Your Tax Dollars at Work

'I regret that I was never able to convince Congress to fully fund our technological initiatives. I'm embarrassed that on the afternoon and evening of September 11, 2001, FBI agents had to send photos of the suspected terrorists via express mail service because they still lacked the computing power to scan and send the images (electronically).'
--from former FBI director Louis Freeh's autobiography, My FBI. Earlier in the book, he observed that the average 12-year-old American child has more computing power at his fingertips than the average FBI agent. Postscript: This GAO report, in September '04, found that even three years after 9/11, "the FBI does not currently have an integrated plan for modernizing its IT systems."

2 Comments:

At 12:21 PM, Blogger mistersugar said...

I'm sick of Freeh's whining and lack of responsibility. Let me loose in the FBI building and I'll show him how to send a picture. I just can't believe that the FBI doesn't have a camera, a usb cable, some duct tape and a telephone. Hell, didn't they every watch MacGuyver?

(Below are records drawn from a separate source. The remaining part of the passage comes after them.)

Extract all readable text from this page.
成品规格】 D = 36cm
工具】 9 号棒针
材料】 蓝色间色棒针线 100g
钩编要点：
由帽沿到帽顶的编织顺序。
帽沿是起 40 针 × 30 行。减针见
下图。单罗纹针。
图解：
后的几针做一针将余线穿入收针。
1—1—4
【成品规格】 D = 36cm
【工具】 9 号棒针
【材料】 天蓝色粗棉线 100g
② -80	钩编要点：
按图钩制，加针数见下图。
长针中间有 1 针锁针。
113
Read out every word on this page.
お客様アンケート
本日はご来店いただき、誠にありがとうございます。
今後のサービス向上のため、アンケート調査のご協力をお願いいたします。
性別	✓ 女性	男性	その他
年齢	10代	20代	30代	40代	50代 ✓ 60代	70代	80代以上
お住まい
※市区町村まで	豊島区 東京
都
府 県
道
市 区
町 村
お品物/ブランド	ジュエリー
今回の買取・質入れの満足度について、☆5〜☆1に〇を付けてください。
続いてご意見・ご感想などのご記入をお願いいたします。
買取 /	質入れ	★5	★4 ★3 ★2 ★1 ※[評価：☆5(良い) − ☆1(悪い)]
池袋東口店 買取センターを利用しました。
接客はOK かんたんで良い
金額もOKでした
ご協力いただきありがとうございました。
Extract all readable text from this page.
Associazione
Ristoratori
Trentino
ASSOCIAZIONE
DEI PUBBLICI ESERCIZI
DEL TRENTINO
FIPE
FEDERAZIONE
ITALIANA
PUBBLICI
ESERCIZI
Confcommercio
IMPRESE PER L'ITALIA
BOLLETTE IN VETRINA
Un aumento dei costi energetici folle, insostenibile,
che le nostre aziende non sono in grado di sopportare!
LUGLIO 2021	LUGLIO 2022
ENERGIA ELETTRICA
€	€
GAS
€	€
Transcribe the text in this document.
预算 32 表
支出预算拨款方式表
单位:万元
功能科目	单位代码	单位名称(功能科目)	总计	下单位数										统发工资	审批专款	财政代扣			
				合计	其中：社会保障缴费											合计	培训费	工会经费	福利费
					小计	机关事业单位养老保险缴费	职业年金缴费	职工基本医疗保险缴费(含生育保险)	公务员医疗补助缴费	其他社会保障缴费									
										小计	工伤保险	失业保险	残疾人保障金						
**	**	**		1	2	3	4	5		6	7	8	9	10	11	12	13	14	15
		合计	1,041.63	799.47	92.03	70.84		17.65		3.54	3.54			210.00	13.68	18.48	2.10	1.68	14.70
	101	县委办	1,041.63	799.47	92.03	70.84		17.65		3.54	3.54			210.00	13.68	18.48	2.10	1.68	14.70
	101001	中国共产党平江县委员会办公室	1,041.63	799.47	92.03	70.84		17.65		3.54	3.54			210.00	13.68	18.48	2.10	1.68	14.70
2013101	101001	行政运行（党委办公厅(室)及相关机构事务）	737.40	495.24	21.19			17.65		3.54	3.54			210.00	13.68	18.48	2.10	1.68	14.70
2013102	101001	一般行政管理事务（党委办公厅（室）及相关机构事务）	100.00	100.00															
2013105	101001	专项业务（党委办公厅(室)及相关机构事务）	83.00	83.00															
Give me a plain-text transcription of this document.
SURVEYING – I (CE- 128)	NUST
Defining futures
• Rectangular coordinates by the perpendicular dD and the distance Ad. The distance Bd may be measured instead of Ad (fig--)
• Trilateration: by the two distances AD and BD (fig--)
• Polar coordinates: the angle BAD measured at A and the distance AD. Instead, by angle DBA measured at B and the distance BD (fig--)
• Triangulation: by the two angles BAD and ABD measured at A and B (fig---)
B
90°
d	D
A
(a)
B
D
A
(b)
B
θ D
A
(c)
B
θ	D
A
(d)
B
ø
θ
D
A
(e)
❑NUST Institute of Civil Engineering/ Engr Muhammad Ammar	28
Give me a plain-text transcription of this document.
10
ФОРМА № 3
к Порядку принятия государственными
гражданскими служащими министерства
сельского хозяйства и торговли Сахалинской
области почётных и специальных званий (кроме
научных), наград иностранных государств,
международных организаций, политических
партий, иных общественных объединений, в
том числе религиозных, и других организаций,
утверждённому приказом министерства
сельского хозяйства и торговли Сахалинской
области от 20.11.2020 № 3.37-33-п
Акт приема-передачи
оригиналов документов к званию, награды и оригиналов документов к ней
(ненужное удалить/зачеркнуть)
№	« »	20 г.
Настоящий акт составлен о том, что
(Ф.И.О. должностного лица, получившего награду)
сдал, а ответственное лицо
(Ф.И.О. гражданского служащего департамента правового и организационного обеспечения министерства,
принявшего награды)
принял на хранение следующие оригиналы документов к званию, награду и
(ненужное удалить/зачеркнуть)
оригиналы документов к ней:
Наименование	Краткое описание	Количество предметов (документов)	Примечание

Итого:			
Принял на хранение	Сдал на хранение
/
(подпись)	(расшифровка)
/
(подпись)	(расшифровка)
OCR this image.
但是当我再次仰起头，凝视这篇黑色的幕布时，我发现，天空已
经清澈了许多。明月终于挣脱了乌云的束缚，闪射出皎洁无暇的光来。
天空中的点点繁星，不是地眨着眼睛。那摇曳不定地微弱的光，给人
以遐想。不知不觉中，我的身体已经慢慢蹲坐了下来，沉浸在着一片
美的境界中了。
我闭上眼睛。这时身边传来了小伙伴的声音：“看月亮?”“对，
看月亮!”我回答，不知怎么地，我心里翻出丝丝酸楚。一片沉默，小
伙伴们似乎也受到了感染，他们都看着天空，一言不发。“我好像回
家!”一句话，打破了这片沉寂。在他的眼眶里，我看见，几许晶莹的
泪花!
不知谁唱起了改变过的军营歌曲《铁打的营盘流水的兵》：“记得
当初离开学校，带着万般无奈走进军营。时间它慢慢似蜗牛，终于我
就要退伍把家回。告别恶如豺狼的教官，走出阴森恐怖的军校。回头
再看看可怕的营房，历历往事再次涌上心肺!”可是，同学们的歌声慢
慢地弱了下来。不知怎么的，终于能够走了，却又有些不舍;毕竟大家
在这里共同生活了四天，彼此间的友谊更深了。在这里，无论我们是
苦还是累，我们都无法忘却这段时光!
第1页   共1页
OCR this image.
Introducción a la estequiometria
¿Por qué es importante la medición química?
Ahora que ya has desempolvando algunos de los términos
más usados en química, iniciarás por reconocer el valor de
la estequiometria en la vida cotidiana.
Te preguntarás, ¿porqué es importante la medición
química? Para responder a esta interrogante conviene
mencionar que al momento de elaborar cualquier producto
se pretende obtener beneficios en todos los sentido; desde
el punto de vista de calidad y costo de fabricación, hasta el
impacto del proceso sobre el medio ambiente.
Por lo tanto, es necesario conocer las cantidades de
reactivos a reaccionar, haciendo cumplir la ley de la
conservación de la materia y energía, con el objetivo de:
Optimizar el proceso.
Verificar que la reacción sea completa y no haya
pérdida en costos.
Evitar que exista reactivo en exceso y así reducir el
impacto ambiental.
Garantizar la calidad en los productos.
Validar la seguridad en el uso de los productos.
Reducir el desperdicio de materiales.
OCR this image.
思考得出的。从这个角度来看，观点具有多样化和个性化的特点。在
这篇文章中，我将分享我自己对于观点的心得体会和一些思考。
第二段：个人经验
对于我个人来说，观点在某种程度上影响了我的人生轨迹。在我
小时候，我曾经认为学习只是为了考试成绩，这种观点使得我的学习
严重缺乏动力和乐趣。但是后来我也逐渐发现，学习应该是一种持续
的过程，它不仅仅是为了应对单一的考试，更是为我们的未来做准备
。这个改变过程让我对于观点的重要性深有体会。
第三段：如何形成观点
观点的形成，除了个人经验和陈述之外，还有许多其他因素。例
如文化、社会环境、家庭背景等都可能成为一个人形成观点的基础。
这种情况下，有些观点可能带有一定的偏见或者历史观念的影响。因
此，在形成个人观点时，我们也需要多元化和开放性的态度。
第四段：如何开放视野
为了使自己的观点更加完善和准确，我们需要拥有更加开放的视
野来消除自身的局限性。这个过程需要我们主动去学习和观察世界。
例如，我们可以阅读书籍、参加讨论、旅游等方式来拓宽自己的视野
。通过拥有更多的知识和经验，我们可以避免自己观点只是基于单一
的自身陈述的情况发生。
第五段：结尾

On Sixty Minutes, Freeh said that even if he had known the 9/11 attack were to happen, he couldn't have done anything about it. That's pathetic.

 
At 2:15 PM, Blogger John Ettorre said...

I'd have to agree with you, Anton. I especially love the irony inherent in all his excuses about how the vast FBI apparatus couldn't do anti-terrorism well, while at the same time he tries to cover himself in glory for going after Bill Clinton's many misdemeanors. His sense of proportion seems to be lacking.